🤖 AI Summary
Existing vision-language models for chart understanding rely heavily on large-scale synthetic data for supervised fine-tuning, struggling to capture the semantic sensitivity of charts to subtle visual variations. To address this limitation, this work introduces counterfactual reasoning into chart understanding in a systematic manner for the first time, proposing a unified framework that integrates code-driven counterfactual data augmentation, chart-similarity-based high-quality sample selection, and multimodal preference optimization. This approach substantially improves data efficiency, achieving competitive or superior performance compared to current state-of-the-art specialized models across five mainstream chart understanding benchmarks while using only a small amount of training data.
📝 Abstract
Vision-Language Models (VLMs) have demonstrated remarkable progress in chart understanding, largely driven by supervised fine-tuning (SFT) on increasingly large synthetic datasets. However, scaling SFT data alone is inefficient and overlooks a key property of charts: charts are programmatically generated visual artifacts, where small, code-controlled visual changes can induce drastic shifts in semantics and correct answers.
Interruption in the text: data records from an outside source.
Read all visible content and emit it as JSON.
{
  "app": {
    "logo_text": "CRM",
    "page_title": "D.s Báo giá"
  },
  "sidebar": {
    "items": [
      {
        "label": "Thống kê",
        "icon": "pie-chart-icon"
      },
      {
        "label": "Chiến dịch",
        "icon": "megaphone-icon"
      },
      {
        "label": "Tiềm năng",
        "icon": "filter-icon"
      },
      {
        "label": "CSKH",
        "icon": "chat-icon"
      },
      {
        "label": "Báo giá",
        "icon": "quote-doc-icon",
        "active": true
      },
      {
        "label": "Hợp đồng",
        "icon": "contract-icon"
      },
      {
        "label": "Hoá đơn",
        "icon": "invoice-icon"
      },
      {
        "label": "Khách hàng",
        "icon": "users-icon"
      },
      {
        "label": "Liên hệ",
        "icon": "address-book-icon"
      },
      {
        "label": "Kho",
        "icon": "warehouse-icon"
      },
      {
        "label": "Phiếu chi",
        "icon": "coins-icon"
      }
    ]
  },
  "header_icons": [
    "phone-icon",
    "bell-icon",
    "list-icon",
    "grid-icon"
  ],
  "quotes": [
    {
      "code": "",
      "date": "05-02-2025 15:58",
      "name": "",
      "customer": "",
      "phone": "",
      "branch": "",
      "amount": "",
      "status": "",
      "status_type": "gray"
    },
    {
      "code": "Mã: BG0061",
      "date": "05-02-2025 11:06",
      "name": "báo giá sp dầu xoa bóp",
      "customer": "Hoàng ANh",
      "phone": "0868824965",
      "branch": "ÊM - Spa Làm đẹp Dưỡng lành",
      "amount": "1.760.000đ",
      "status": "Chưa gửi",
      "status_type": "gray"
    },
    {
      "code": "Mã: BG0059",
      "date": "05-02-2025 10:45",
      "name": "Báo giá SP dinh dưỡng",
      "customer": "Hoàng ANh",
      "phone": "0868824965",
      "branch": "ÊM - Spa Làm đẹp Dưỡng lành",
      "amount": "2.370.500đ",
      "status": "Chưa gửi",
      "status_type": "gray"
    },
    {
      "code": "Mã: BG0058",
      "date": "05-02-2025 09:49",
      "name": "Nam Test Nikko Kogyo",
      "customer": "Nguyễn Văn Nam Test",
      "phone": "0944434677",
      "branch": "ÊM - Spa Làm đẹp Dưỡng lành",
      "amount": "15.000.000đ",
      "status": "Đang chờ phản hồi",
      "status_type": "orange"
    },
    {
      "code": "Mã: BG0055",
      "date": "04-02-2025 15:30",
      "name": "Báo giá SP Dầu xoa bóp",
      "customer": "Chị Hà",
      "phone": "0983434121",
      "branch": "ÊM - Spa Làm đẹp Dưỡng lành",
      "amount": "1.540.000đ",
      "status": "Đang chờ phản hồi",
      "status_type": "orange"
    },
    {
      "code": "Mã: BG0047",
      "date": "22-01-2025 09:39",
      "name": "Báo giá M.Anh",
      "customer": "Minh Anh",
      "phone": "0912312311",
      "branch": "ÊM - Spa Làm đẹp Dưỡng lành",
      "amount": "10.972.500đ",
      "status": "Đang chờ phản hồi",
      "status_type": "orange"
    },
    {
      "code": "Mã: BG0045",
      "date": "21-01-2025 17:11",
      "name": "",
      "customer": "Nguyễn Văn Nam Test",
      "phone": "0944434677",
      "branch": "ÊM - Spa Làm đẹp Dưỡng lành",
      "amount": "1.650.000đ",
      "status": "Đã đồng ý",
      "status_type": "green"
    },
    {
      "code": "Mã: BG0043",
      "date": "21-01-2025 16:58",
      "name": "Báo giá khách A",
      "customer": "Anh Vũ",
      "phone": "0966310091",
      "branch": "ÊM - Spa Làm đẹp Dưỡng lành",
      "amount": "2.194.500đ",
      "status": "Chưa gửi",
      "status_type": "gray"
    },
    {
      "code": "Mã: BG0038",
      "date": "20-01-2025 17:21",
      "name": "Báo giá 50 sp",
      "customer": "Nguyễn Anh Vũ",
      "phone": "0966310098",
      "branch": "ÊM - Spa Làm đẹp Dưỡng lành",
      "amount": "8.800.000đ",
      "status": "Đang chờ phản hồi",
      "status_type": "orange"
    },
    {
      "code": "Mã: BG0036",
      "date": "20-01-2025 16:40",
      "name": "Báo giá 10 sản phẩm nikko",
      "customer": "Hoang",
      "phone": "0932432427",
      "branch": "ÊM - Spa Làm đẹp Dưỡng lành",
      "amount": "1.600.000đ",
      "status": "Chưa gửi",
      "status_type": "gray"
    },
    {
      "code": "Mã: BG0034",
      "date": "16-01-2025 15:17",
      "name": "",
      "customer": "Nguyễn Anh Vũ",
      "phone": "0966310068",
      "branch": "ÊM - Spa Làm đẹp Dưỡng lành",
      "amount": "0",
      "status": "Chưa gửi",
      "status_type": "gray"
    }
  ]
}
Learning this counterfactual sensitivity requires VLMs to discriminate fine-grained visual differences, yet standard SFT treats training instances independently and provides limited supervision to enforce this behavior. To address this, we introduce ChartCF, a data-efficient training framework designed to enhance counterfactual sensitivity. ChartCF consists of: (1) a counterfactual data synthesis pipeline via code modification, (2) a chart similarity-based data selection strategy that filters overly difficult samples for improved training efficiency, and (3) multimodal preference optimization across both textual and visual modalities. Experiments on five benchmarks show that ChartCF achieves superior or comparable performance to strong chart-specific VLMs while using significantly less training data.